Excellent research projects
Collaborative Research Center 1557: Functional plasticity encoded by cellular membrane networks
For their basic biochemical questions, the researchers in the Collaborative Research Center 1557 use state-of-the-art methods of fluorescence microscopy and mass spectrometry, as well as a cryo-electron microscope, which has been available since 2021. The Center for Cellular Nanoanalytics Osnabrück (CellNanOs) on the Westerberg campus is the hub of top-level research at the SFB in Osnabrück. Of particular interest is the analysis of functional plasticity, i.e. the adaptation of membranes to new conditions such as oxidative stress or starvation, which is essential for the survival of organisms.
A decisive advantage of the SFB 1557 lies in the close cooperation of working groups with different biological model systems and methodical expertise.
European Research Council - Starting Grant: TIME – Towards a dynamic account of natural vision
When we see, various aspects dynamically intertwine. The ERC Starting-Grant will take a closer look at this fascinating process: through sight, visual information is filtered and selected in just a moment, processed in the brain and combined with much more known information. At the same time, a number of processes are running, such as deciding when and where to move the eyes to gather more information. In order to better understand these interlocking processes, high-resolution measurements of brain waves are being taken, analyzed and modeled using machine learning methods.
European Research Council - Consolidator Grant: Mesoscopic structure formation in Nanopores
Using self-ordered anodic aluminum oxide as inorganic model matrix, the research Group of Prof. Dr. Steinhart investigates in tight collaboration with various other groups: Kinetics of the infiltration of polymers into nanopores, dynamics and elastic properties of polymers in AAO, crystallization in nanopores, microphase separation of block copolymers in nanopores and structure formation in block copolymer nanorods and functional nanostructured and microstructured surfaces.
The group also investigates, together with their collaborators, nanostructured and microstructured surfaces consisting of block copolymers, nanorod arrays and microsphere arrays.
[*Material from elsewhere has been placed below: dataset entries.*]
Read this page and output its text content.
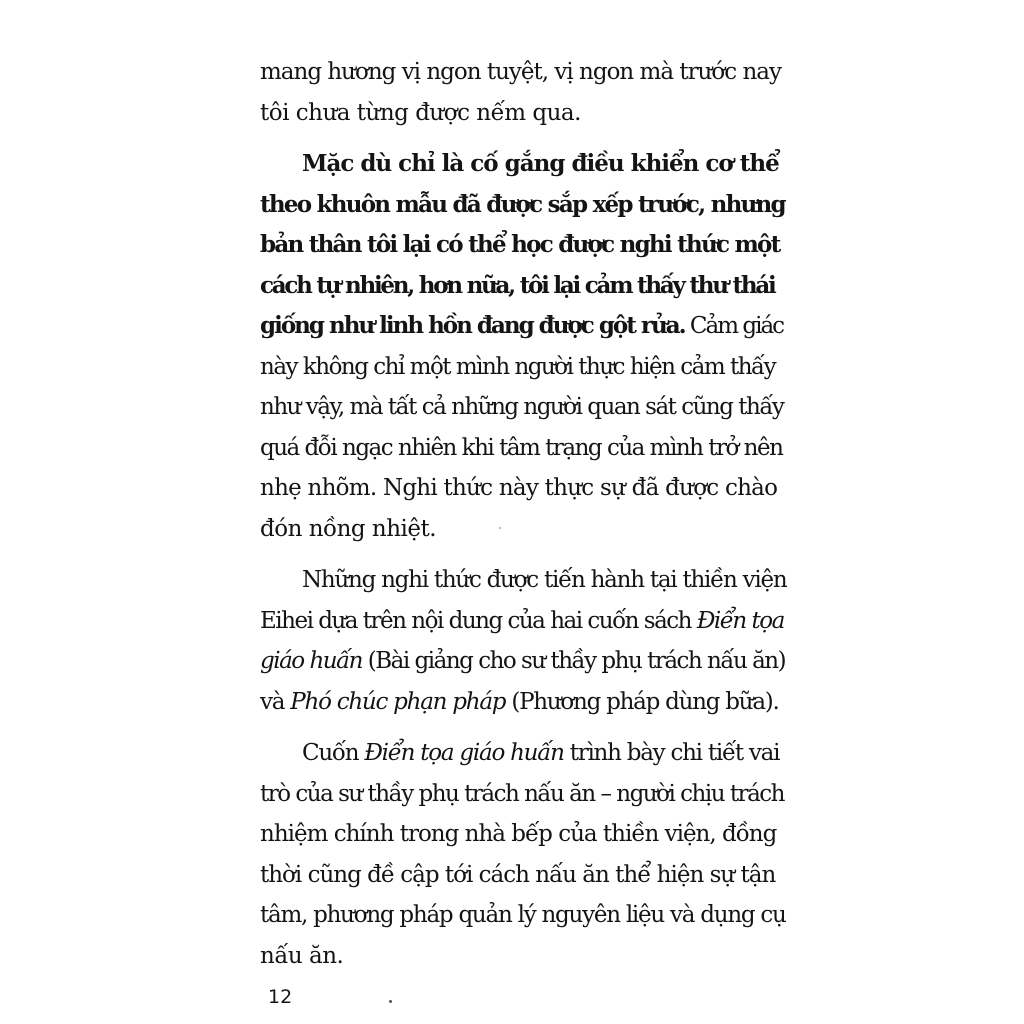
mang hương vị ngon tuyệt, vị ngon mà trước nay
tôi chưa từng được nếm qua.

Mặc dù chỉ là cố gắng điều khiển cơ thể
theo khuôn mẫu đã được sắp xếp trước, nhưng
bản thân tôi lại có thể học được nghi thức một
cách tự nhiên, hơn nữa, tôi lại cảm thấy thư thái
giống như linh hồn đang được gột rửa. Cảm giác
này không chỉ một mình người thực hiện cảm thấy
như vậy, mà tất cả những người quan sát cũng thấy
quá đỗi ngạc nhiên khi tâm trạng của mình trở nên
nhẹ nhõm. Nghi thức này thực sự đã được chào
đón nồng nhiệt.

Những nghi thức được tiến hành tại thiền viện
Eihei dựa trên nội dung của hai cuốn sách Điển tọa
giáo huấn (Bài giảng cho sư thầy phụ trách nấu ăn)
và Phó chúc phạn pháp (Phương pháp dùng bữa).

Cuốn Điển tọa giáo huấn trình bày chi tiết vai
trò của sư thầy phụ trách nấu ăn – người chịu trách
nhiệm chính trong nhà bếp của thiền viện, đồng
thời cũng đề cập tới cách nấu ăn thể hiện sự tận
tâm, phương pháp quản lý nguyên liệu và dụng cụ
nấu ăn.

12
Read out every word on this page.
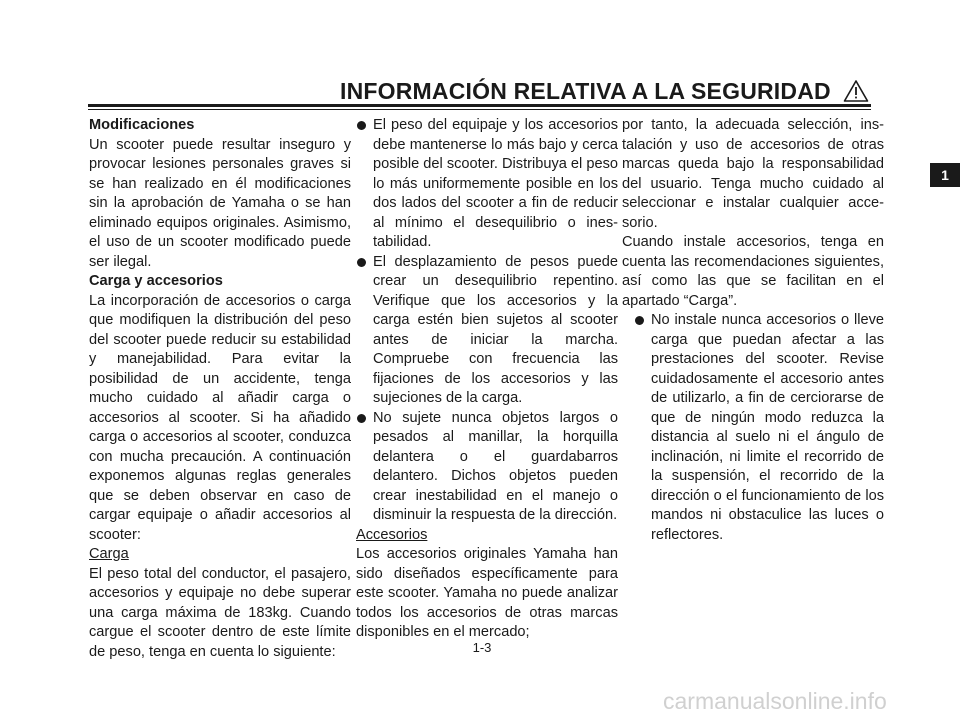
INFORMACIÓN RELATIVA A LA SEGURIDAD

Modificaciones

Un scooter puede resultar inseguro y provocar lesiones personales graves si se han realizado en él modificaciones sin la aprobación de Yamaha o se han eliminado equipos originales. Asimismo, el uso de un scooter modificado puede ser ilegal.

Carga y accesorios

La incorporación de accesorios o carga que modifiquen la distribución del peso del scooter puede reducir su estabilidad y manejabilidad. Para evitar la posibilidad de un accidente, tenga mucho cuidado al añadir carga o accesorios al scooter. Si ha añadido carga o accesorios al scooter, conduzca con mucha precaución. A continuación exponemos algunas reglas generales que se deben observar en caso de cargar equipaje o añadir accesorios al scooter:

Carga

El peso total del conductor, el pasajero, accesorios y equipaje no debe superar una carga máxima de 183kg. Cuando cargue el scooter dentro de este límite de peso, tenga en cuenta lo siguiente:

El peso del equipaje y los accesorios debe mantenerse lo más bajo y cerca posible del scooter. Distribuya el peso lo más uniformemente posible en los dos lados del scooter a fin de reducir al mínimo el desequilibrio o inestabilidad.
El desplazamiento de pesos puede crear un desequilibrio repentino. Verifique que los accesorios y la carga estén bien sujetos al scooter antes de iniciar la marcha. Compruebe con frecuencia las fijaciones de los accesorios y las sujeciones de la carga.
No sujete nunca objetos largos o pesados al manillar, la horquilla delantera o el guardabarros delantero. Dichos objetos pueden crear inestabilidad en el manejo o disminuir la respuesta de la dirección.

Accesorios

Los accesorios originales Yamaha han sido diseñados específicamente para este scooter. Yamaha no puede analizar todos los accesorios de otras marcas disponibles en el mercado;

por tanto, la adecuada selección, instalación y uso de accesorios de otras marcas queda bajo la responsabilidad del usuario. Tenga mucho cuidado al seleccionar e instalar cualquier accesorio.

Cuando instale accesorios, tenga en cuenta las recomendaciones siguientes, así como las que se facilitan en el apartado “Carga”.

No instale nunca accesorios o lleve carga que puedan afectar a las prestaciones del scooter. Revise cuidadosamente el accesorio antes de utilizarlo, a fin de cerciorarse de que de ningún modo reduzca la distancia al suelo ni el ángulo de inclinación, ni limite el recorrido de la suspensión, el recorrido de la dirección o el funcionamiento de los mandos ni obstaculice las luces o reflectores.
1-3
1
carmanualsonline.info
The following aspects are addressed: Patterned polymeric surfaces with specific adhesive properties, applications of block copolymer lithography and nanorod arrays as sensor element, substrate for tissue engineering etc.
European Research Council - Consolidator Grant: Taking turns - The ‘missing’ link in language evolution?
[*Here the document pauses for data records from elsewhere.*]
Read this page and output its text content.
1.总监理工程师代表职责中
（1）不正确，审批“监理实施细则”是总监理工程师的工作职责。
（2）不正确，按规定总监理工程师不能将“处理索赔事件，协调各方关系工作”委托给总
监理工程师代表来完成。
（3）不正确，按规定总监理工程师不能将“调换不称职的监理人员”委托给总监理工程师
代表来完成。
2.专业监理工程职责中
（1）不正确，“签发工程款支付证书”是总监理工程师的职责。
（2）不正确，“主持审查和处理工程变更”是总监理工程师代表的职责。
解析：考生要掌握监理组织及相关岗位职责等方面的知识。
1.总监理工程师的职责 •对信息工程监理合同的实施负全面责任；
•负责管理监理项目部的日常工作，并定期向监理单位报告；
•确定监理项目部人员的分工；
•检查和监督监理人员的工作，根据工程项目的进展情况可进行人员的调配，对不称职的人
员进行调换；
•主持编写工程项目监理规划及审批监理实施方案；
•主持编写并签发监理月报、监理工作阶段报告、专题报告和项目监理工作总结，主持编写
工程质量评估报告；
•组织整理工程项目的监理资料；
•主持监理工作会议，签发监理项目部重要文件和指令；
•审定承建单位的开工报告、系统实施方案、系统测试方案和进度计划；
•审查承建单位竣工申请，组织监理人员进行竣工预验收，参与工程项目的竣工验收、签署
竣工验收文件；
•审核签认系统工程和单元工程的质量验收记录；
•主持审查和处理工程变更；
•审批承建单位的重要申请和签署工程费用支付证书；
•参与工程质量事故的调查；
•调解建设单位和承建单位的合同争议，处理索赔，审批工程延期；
The emergence and development of communication and the special significance of gestures are at the heart of the ERC Consolidator Grant project by Prof. Dr. Simone Pika. It is concerned with the development and evolution of the cooperative turn-taking. In particular, the development of infants, primates and ravens is taken into consideration. In addition, the influence of ecology and social structure on communication as well as the endocrinological profile are examined. The turn-taking system can be understood as uniquely human. At the same time, it can regarded as providing the evolutionary “missing link” between animal and human communication.
DFG Research Training Group Computational Cognition
The Research Training Group in Computational Cognition pursues the re-integration of cognitive science and artificial intelligence. Students in the program will be trained in both fields and will combine insights from both fields to understand intelligence in humans and machines. Exemplary problems that will be dealt with are of these domains that are easy for humans, but still hard for AI. They include analogical reasoning, concept invention, and pragmatic inferences. Integrating ideas from cognitive science and AI in the Research Training Group will allow to finally bridge the gap between low- and high-level cognition.
Participation in research training group: Situated cognition
The main goal of the joint Research Training Group (RTG) at Osnabrück University and Ruhr-University Bochum is to identify deficits in traditional conceptions of the human mind and to refine and enhance the existing conceptions by drawing on new developments in the cognitive sciences that have not yet made their way into the prevailing philosophical approaches. Philosophical analysis will provide the conceptual framework for the investigation of the four central cognitive phenomena perception, agency, emotions and social and linguistic understanding. It will foster the RTG’s understanding of these phenomena by integrating the results of empirical research and philosophical theorizing into a unified theoretical framework.
Since research on mental phenomena has become a decidedly interdisciplinary endeavor over the past two decades, it is inevitable that representative empirical studies are systematically integrated into the RTG’s work. The overarching goal is to develop an account of cognition, by integrating in a philosophically critical way both the empirical advances over the past decades and current conceptions of various cognitive phenomena, in particular with regard to their essentially situated nature.
DFG Research Group „Fundamental Aspects of Statistical Mechanics and the Emergence of Thermodynamics in Non-Equilibrium Systems“
Whether and how a system equilibrates towards some sort of steady long-time limit is a key issue in many areas of modern many-body physics. The DFG-funded research group "Fundamental Aspects of Statistical Mechanics and the Emergence of Thermodynamics in Non-Equilibrium Systems" deals with this complex issue. It is led by Juniorprof. Dr. Robin Steinigeweg. Participants are the universities of Bielefeld and Oldenburg as well as the Forschungszentrum Jülich. The DFG is providing the group with funds amounting to approx. 1.3 million euros for an initial period of three years.